European Member of the Legislative Council
- In office 1953–1958
- Preceded by: Willie Watson
- Succeeded by: Frank Bateson

Personal details
- Born: 6 December 1921 Auckland, New Zealand
- Died: 10 October 1961 (aged 39) Rarotonga, Cook Islands

= Henley McKegg =

New Zealand-born Cook Islands politician (1921–1961)

Henley Robert McKegg (6 December 1921 – 10 October 1961) was a New Zealand-born Cook Islands politician. He served as a member of the Legislative Council between 1953 and 1958.

==Biography==
McKegg was born in Auckland in 1921. After working as a bank clerk, he joined the Royal New Zealand Air Force in November 1941 and served as a flight lieutenant in Europe during World War II, winning the Distinguished Flying Cross. Following the war he returned to the Cook Islands, becoming involved in his family's business.

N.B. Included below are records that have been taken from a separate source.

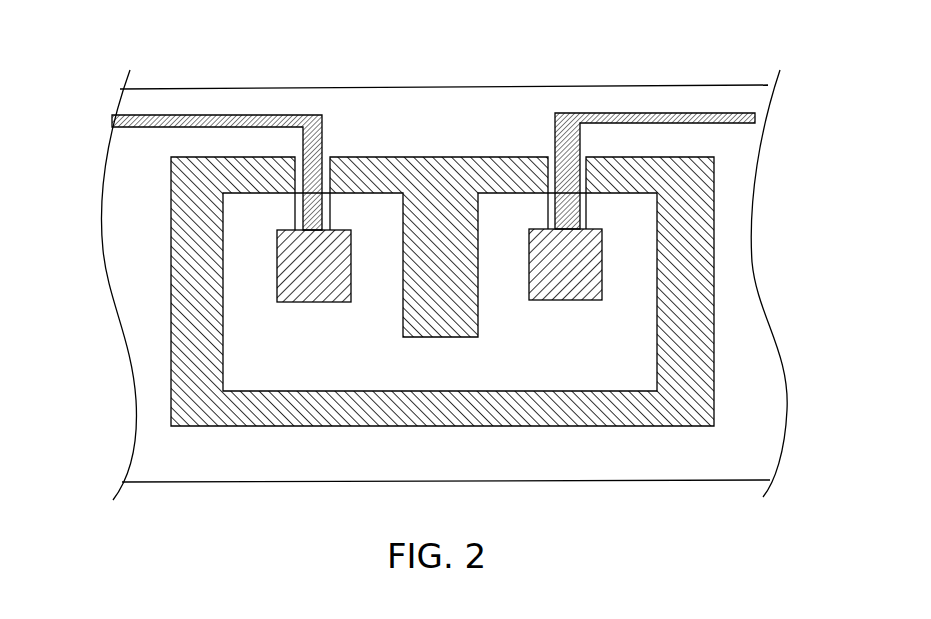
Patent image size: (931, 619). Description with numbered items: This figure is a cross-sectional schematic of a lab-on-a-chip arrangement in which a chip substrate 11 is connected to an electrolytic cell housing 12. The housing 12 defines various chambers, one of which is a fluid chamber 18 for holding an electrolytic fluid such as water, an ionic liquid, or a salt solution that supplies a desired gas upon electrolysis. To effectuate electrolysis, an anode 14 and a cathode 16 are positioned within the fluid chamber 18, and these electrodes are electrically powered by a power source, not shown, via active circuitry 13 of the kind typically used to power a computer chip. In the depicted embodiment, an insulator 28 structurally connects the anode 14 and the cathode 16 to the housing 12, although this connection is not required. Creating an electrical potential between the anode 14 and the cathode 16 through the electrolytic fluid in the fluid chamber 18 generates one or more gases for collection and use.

The chip substrate 11 is at (740, 263).
The electrolytic cell housing 12 is at (395, 123).
The active circuitry 13 is at (182, 118).
The anode 14 is at (303, 282).
The cathode 16 is at (577, 282).
The fluid chamber 18 is at (487, 355).
The insulator 28 is at (587, 185).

In 1953 McKegg contested the elections for the European seat on Rarotonga Island Council and the Legislative Council, defeating the incumbent Willie Watson. He was re-elected in the 1956 elections, winning by just three votes. He did not stand in the 1958 elections.

McKegg moved to New Zealand in 1961, but died during a return visit to the Cook Islands on 10 October the same year.